Dari Japan Airlines kita belajar, bahwa intervensi yang berlebihan dari pemerintah dan
kekuatan politik akan merugikan sebuah perusahaan atau lembaga, baik itu perusahaan
penerbangan, perbankan, bahkan lembaga negara yang independen memerlukan ruang bagi
professional untuk bekerja. Politisi, penguasa dan pengusaha (The Iron Triangle) kadang
memiliki tendensi untuk ikut campur dalam kegiatan usaha ataupun lembaga atas nama rakyat.

SOLUSI
Solusi yang dapat diberikan untuk kasus Japan Airlines adalah pembaharuan Perusahaan.
Platt (2001) membedakan perubahan strategis suatu perusahaan ke dalam tiga kategori yaitu :
Tranformasi Manajemen, Manajemen Turn Around, dam Manajemen Krisis.
Untuk aplikasi pada Japan Airlines, maka yang dilakukan adalah dengan Manajemen Krisis,
dimana Japan Airlines sudah memasuka masa krisis yaitu saat perusahaan sudah mulai kehabisan
dana (Cash Flow), bahkan menimbun banyak hutang dan energi (Reputasi, Motivasi). Langkah
penyelamatan yang diambil adalah langkah penyelamatan strategi ( Stop The Bleeding)/ hentikan
pendarahan dapat berupa Cash Flow (aliran dana segar).

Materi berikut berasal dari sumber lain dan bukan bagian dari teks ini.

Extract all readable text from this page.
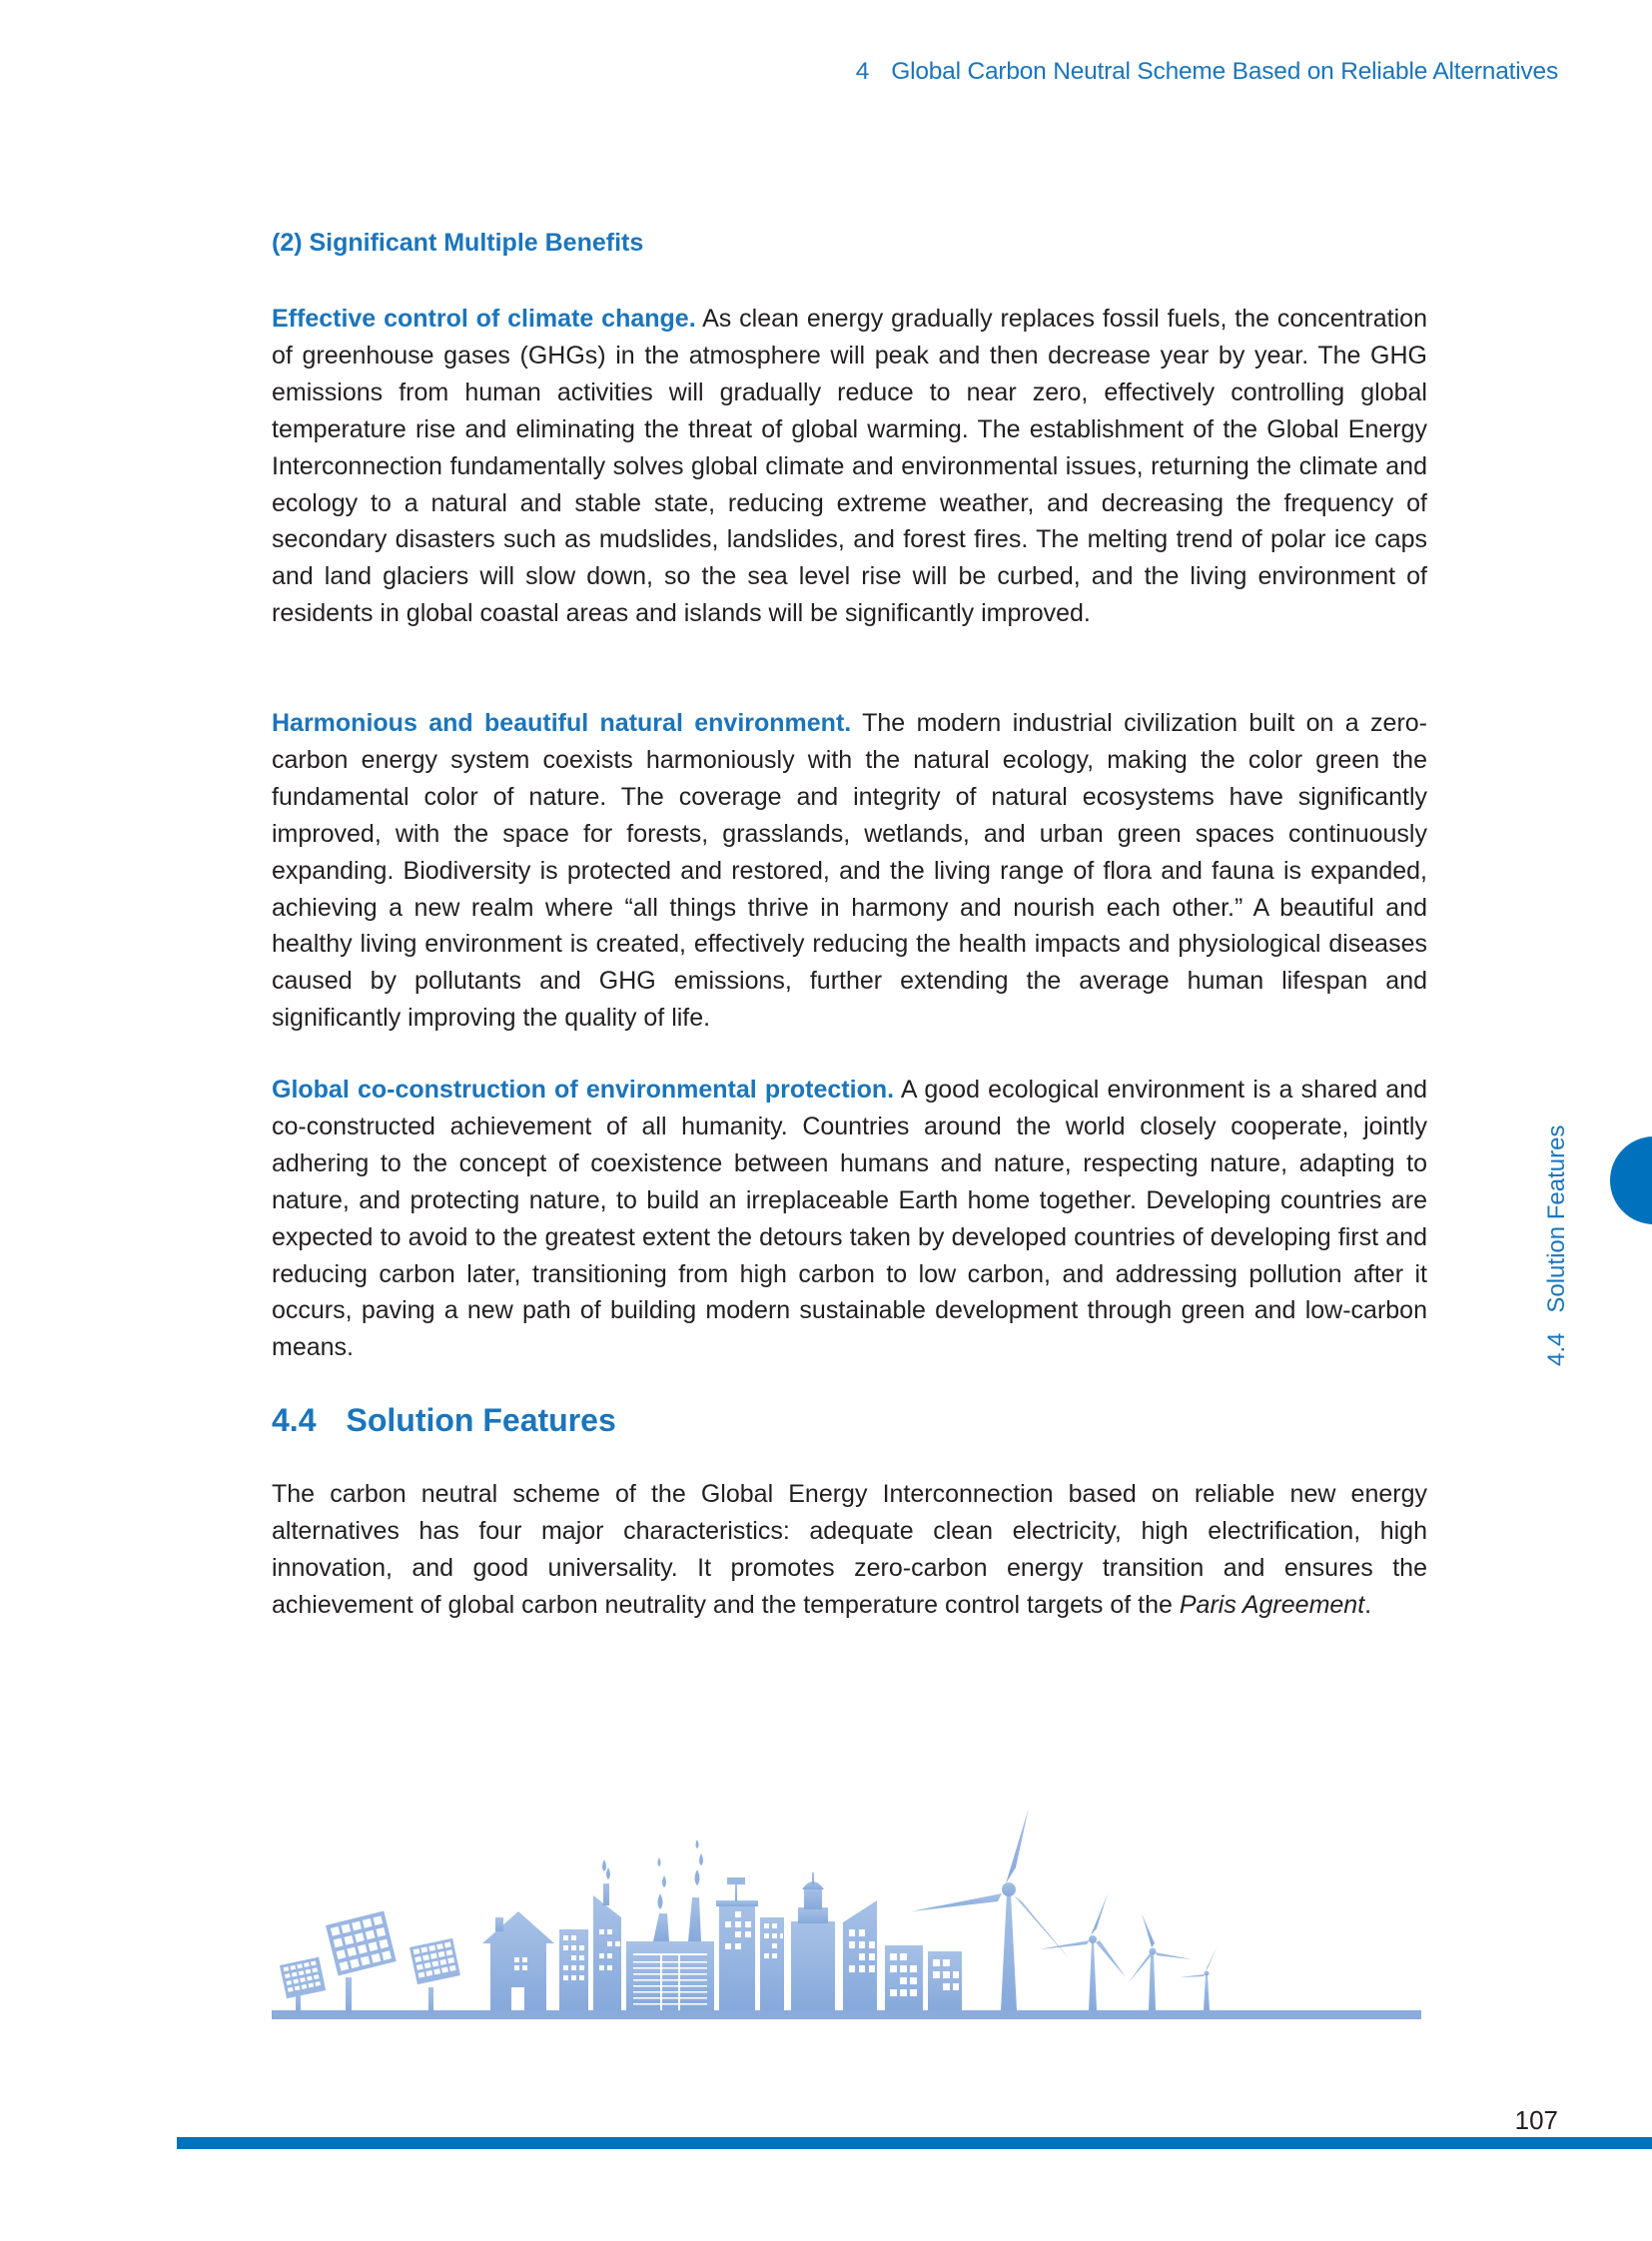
4 Global Carbon Neutral Scheme Based on Reliable Alternatives
(2) Significant Multiple Benefits

Effective control of climate change. As clean energy gradually replaces fossil fuels, the concentration of greenhouse gases (GHGs) in the atmosphere will peak and then decrease year by year. The GHG emissions from human activities will gradually reduce to near zero, effectively controlling global temperature rise and eliminating the threat of global warming. The establishment of the Global Energy Interconnection fundamentally solves global climate and environmental issues, returning the climate and ecology to a natural and stable state, reducing extreme weather, and decreasing the frequency of secondary disasters such as mudslides, landslides, and forest fires. The melting trend of polar ice caps and land glaciers will slow down, so the sea level rise will be curbed, and the living environment of residents in global coastal areas and islands will be significantly improved.

Harmonious and beautiful natural environment. The modern industrial civilization built on a zero-carbon energy system coexists harmoniously with the natural ecology, making the color green the fundamental color of nature. The coverage and integrity of natural ecosystems have significantly improved, with the space for forests, grasslands, wetlands, and urban green spaces continuously expanding. Biodiversity is protected and restored, and the living range of flora and fauna is expanded, achieving a new realm where “all things thrive in harmony and nourish each other.” A beautiful and healthy living environment is created, effectively reducing the health impacts and physiological diseases caused by pollutants and GHG emissions, further extending the average human lifespan and significantly improving the quality of life.

Global co-construction of environmental protection. A good ecological environment is a shared and co-constructed achievement of all humanity. Countries around the world closely cooperate, jointly adhering to the concept of coexistence between humans and nature, respecting nature, adapting to nature, and protecting nature, to build an irreplaceable Earth home together. Developing countries are expected to avoid to the greatest extent the detours taken by developed countries of developing first and reducing carbon later, transitioning from high carbon to low carbon, and addressing pollution after it occurs, paving a new path of building modern sustainable development through green and low-carbon means.

4.4 Solution Features

The carbon neutral scheme of the Global Energy Interconnection based on reliable new energy alternatives has four major characteristics: adequate clean electricity, high electrification, high innovation, and good universality. It promotes zero-carbon energy transition and ensures the achievement of global carbon neutrality and the temperature control targets of the Paris Agreement.

4.4Solution Features
107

Manajemen Perubahan Page 11


Aplikasi dalam kasus Japan Airlines adalah
a. Mencari Investor yang Tepat
Cara untuk menyelamatkan Japan Airlines mungkin dengan cara mencari investor yang tepat.
Contohnya dengan menawarkan investasi kepada Delta Airlines atau American Airlines yang
merupakan raksasa industri penerbangan di Amerika. Dengan investor semacam ini, Japan
Airlines dapat melunasi hutang-hutangnya dan mendapatkan perubahan yang diperlukan agar
menjadikan Japan Airlines kompetitif dan profitable lagi. Japan Airlines yang memiliki279
pesawat (kebanyakan dari Boeing) dan mempunya rute penerbangan di 220 bandara di 35 negara
merupakan investasi yang menggiurkan bagi perusahaan-perusahaan seperti Delta Airlines atau
American Airlines yang tentunya akan mendapatkan akses bisnis ke Asia melalui akuisisi atau
investasi tersebut.
b. Restrukturisasi dan Revitalisasi
Selain itu, berbagai upaya perampingan seharusnya dilakukan Japan Airlines agar tidak
mengeluarkan biaya terlalu banyak, terutama biaya opeasional, karena itu sudah seharusnya
Japan Airlines melakukan restrukturisasi karyawan dan penguarangan armada. Setelah tercipta
restrukturisasi, maka Japan Airlines dibawah bendera manajemen yang baru harus dapat
melakukan rivitalisasi dan perbaikan manajemen dengan konsep baru, seperti yang dilakukan
Garuda Indonesia agar dapat kembali bersaing dengan industri maskapai dunia

BAB III
PENUTUP
3.1 KESIMPULAN
Dapat disimpulkan bahwa. Pertama, manajemen dan organisasi saling berkaitan dalam
prosesnya. Suatu organisasi tidak akan tercapai jika dalam pencapainnya tidak melibatkan
manajemen didalamnya. Kedua, bahwa perubahan dalam suatu organisasi dibutuhkan untuk
menjadi lebih baik lagi dalam melaksanakan program kerja yang telah ditentukan sebelumnya.
Ketiga, dalam pencapaian perubahan organisasi menjadi lebih baik pasti akan dihadapkan
dengan masalah atau kendala, biasanya orang-orang yang terjun dalam organisasi itu tidak semua
setuju dengan perubahan yang dilakukan pasti ada yang menolak.